Dear Diary: Brains
The more I watch An Education, the stronger my conviction becomes that, in a virtual galaxy of great performances — great performances — the most interesting thing about the movie, for me, is Rosamund Pike’s Helen. Nick Hornby’s script is always trying to get a laugh in at Helen’s expense, but Lone Scherfig’s direction propels the character along another line altogether, one that Ms Pike proves to be supremely gifted at realizing. The actress usually plays conventionally sharp girls, but, in Helen, Ms Pike triumphs as a bimbo who feels real pity for people with brains. What is the point of brains? she asks at every turn. And the people with brains don’t have an answer.

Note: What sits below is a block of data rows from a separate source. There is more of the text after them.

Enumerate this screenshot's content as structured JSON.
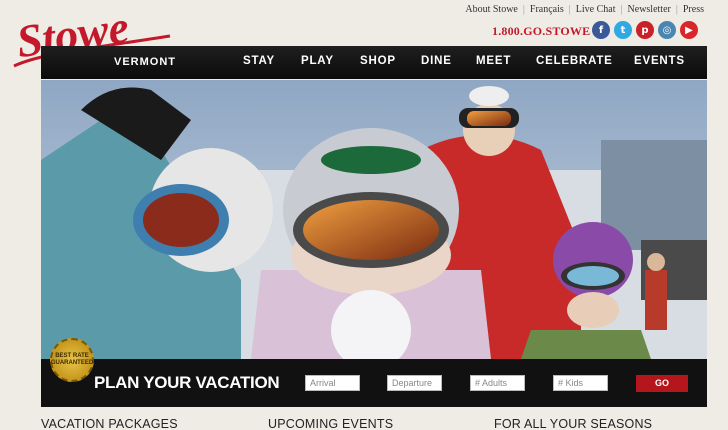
{
  "brand": {
    "logo_text": "Stowe",
    "region": "VERMONT"
  },
  "top_links": [
    "About Stowe",
    "Français",
    "Live Chat",
    "Newsletter",
    "Press"
  ],
  "phone": "1.800.GO.STOWE",
  "social": [
    {
      "name": "facebook-icon",
      "glyph": "f",
      "color": "#3b5998"
    },
    {
      "name": "twitter-icon",
      "glyph": "t",
      "color": "#2fa8e3"
    },
    {
      "name": "pinterest-icon",
      "glyph": "p",
      "color": "#cb2027"
    },
    {
      "name": "instagram-icon",
      "glyph": "◎",
      "color": "#4a86b0"
    },
    {
      "name": "youtube-icon",
      "glyph": "▶",
      "color": "#d9262b"
    }
  ],
  "nav": [
    "STAY",
    "PLAY",
    "SHOP",
    "DINE",
    "MEET",
    "CELEBRATE",
    "EVENTS"
  ],
  "booking": {
    "title": "PLAN YOUR VACATION",
    "arrival_placeholder": "Arrival",
    "departure_placeholder": "Departure",
    "adults_placeholder": "# Adults",
    "kids_placeholder": "# Kids",
    "go_label": "GO",
    "seal": [
      "BEST RATE",
      "GUARANTEED"
    ]
  },
  "sections": [
    "VACATION PACKAGES",
    "UPCOMING EVENTS",
    "FOR ALL YOUR SEASONS"
  ],
  "colors": {
    "accent": "#c3192a",
    "navbar": "#111111",
    "background": "#efece6"
  }
}
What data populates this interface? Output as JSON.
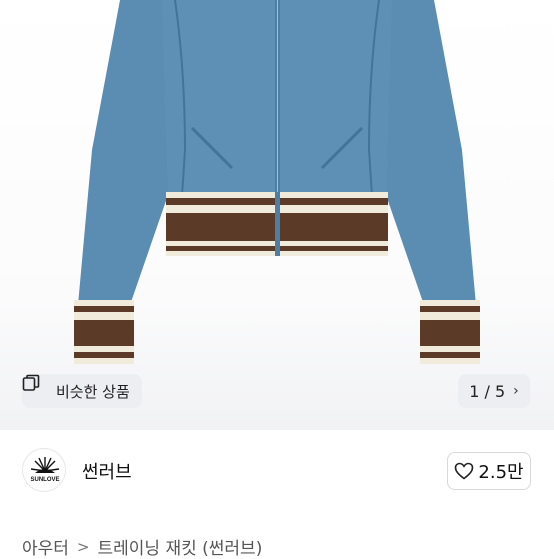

An Education is set in the early Sixties, since which time people of all kinds — those with surabundant brains as well as those with none — have been posing Helen’s challenge. What is the use of brains? Aside from a small patch of possibility that has been consecrated to the engineers who build airplanes and power plants, the ground has not been congenial to intellect. As if to prove the man-in-the-street’s skepticism about smart people, smart people spent a big chunk of the postwar period on something called Theory. Given a choice between Helen’s anti-intellectualism and Theory, I know which lesser evil I’d choose.
Let me be the first to confess that I don’t know how to talk to people who have no interest in brains. But let me also insist that I regard this as a terrible personal failing, and one that is perhaps fatally widespread among bright people. Why do I think that the Helens of the world are right to doubt the utlity of anything that I have to say? Simple: I’ve never made an effort to sympathise with their longing for straightforward certainty. It’s true that I don’t want “straightforward certainty” for myself, but to make a point of that difference is thick-headed. I’m certain — functionally — of a lot of things, and if I could hook that confidence up to my ability to speak with honest reassurance, I just might quell the anxieties of someone otherwise prone to mistake my curiosity for mercurial inconstancy.
The deep scandal of it all is that, although I’ve an imposing presence, I can squeak like a footnote, which only makes my size ridiculous. Like bright people everywhere since the end of World War II, I’m preoccupied by the need to say exactly what I think, no matter how many tedious qualifications this involves. The Helens of this world are not going to listen to me until I show myself to be more interested in talking to them than I am in getting the message just right. The minute I persuade them to listen to me, it won’t matter whether I’ve stated the message absolutely correctly. They’ll get what I’m driving at even if I can’t put it into words.